Dans le palmarès des services publics numérisés, Pôle emploi tire plutôt son épingle du jeu. Selon une récente étude* comparant les agences européennes pour l’emploi, menée par le cabinet Gartner, la « maturité digitale de Pôle emploi est supérieure à celle de ses pairs et proche du niveau 4 (« Optimisé ») ». Le cabinet a défini cinq niveaux de maturité digitale (« initial », « émergent », « essentiel », « optimisé », « leader ») dont les éléments clé, au nombre de 8, vont de l’« expérience usager » à la « compétence et culture digitale des managers » en passant par la « conception des solutions », l’« accès/disponibilité des solutions » ou encore l’« innovation ». Parmi les bons points distribués à l’opérateur public, celui d’impliquer plus fortement ses partenaires et les demandeurs d’emploi dans le développement de solutions digitales (niveau « leader » pour Pôle emploi contre « émergent-essentiel » pour ses pairs) : « l’initiative du Lab** est différenciante », peut-on lire dans l’étude.

De plus, parmi les 11 bonnes pratiques (soutien du management, budget, organisation…) qui attestent d’une stratégie d’expérience usager réussie, Pôle emploi en applique déjà plus de la moitié (6/11). L’opérateur public a d’ailleurs inscrit comme objectif dans la convention tripartite (plan stratégique 2015-2020) le renforcement de la personnalisation des services aux usagers, et notamment les demandeurs d’emploi. « À Pôle emploi, l’innovation est soutenue par une gouvernance, une structure de financement et de la communication », notent les auteurs de l’étude.
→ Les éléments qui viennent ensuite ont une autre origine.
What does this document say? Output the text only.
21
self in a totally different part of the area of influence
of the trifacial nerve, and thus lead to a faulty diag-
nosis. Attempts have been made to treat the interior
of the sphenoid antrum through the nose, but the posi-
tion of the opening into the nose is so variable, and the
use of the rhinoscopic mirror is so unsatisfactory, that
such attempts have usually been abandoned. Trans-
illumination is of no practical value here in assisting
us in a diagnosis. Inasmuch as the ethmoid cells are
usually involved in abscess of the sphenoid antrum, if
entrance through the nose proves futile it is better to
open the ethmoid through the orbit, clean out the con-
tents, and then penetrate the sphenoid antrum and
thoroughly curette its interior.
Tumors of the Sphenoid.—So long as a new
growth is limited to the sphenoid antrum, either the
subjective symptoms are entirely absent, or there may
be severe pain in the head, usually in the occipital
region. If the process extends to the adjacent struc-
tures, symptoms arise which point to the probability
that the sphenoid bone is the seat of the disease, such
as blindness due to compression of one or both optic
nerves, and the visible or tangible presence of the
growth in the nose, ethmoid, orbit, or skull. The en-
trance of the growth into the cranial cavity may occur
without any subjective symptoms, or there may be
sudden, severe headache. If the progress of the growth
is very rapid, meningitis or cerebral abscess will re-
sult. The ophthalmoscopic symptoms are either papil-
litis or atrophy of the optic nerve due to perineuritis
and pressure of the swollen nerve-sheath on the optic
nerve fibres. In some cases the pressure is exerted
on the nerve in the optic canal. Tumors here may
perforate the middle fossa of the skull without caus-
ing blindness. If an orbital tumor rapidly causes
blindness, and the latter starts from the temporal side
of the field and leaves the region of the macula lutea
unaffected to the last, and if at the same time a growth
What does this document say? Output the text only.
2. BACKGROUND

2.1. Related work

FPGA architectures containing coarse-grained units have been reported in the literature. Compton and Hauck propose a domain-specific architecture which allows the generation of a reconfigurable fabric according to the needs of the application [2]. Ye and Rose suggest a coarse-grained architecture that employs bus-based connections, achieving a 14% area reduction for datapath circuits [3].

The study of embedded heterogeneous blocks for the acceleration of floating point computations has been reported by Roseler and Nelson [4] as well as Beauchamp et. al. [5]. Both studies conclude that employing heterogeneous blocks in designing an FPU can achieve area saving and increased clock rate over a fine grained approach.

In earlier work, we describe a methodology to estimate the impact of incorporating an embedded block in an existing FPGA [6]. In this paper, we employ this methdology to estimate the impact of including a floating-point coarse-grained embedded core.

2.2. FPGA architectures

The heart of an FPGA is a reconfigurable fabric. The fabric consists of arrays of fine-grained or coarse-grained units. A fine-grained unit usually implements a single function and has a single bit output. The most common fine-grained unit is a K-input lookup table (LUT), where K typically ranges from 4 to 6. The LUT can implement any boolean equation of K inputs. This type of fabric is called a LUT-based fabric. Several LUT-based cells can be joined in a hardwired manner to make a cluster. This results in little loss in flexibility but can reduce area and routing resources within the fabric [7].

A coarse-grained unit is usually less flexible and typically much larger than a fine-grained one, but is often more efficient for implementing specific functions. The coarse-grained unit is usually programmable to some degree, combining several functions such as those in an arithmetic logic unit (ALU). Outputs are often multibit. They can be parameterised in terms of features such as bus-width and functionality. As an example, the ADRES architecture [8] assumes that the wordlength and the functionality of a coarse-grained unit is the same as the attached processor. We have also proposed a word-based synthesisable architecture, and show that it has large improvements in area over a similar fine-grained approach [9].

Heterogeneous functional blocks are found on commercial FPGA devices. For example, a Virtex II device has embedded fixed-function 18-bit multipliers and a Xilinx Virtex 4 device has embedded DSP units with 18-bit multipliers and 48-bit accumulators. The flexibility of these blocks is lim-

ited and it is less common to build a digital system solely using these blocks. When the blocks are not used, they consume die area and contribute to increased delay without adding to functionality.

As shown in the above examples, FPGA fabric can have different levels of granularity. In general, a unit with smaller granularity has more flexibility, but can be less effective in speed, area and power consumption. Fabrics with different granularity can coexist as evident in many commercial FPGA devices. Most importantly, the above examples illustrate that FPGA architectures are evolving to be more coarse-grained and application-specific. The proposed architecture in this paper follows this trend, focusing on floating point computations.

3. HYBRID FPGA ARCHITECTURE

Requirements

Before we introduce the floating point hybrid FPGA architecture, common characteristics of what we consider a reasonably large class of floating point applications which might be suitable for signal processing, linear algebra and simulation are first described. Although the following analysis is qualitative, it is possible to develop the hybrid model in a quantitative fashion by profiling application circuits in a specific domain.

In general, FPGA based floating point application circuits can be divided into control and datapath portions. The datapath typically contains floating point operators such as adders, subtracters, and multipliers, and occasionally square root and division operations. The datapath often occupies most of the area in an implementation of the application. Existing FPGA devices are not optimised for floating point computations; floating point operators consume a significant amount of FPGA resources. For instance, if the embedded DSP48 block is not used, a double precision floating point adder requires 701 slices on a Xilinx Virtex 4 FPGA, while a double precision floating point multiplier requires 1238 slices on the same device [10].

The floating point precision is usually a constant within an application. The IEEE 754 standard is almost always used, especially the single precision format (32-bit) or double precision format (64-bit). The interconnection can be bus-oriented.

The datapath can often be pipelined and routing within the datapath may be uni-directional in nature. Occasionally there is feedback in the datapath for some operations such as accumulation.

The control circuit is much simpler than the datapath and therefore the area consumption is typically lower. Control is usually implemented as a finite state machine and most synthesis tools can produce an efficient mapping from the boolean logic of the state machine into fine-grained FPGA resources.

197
Plus de 3 652 idées ont été déposées par près de 2 000 agents sur Innov’action, la plate-forme collaborative interne de Pôle emploi dédiée à l’innovation, depuis sa création.

N.S.

* Benchmark de la maturité digitale des agences européennes pour l’emploi, janvier 2017, Gartner Consulting

** Le Lab Pôle emploi est un lieu d’échange à Paris entre collaborateurs et usagers de Pôle emploi, partenaires et startups dans le domaine de l’emploi. Son objectif est de développer de nouveaux services innovants pour les usagers en co-construisant de nouvelles solutions avec eux.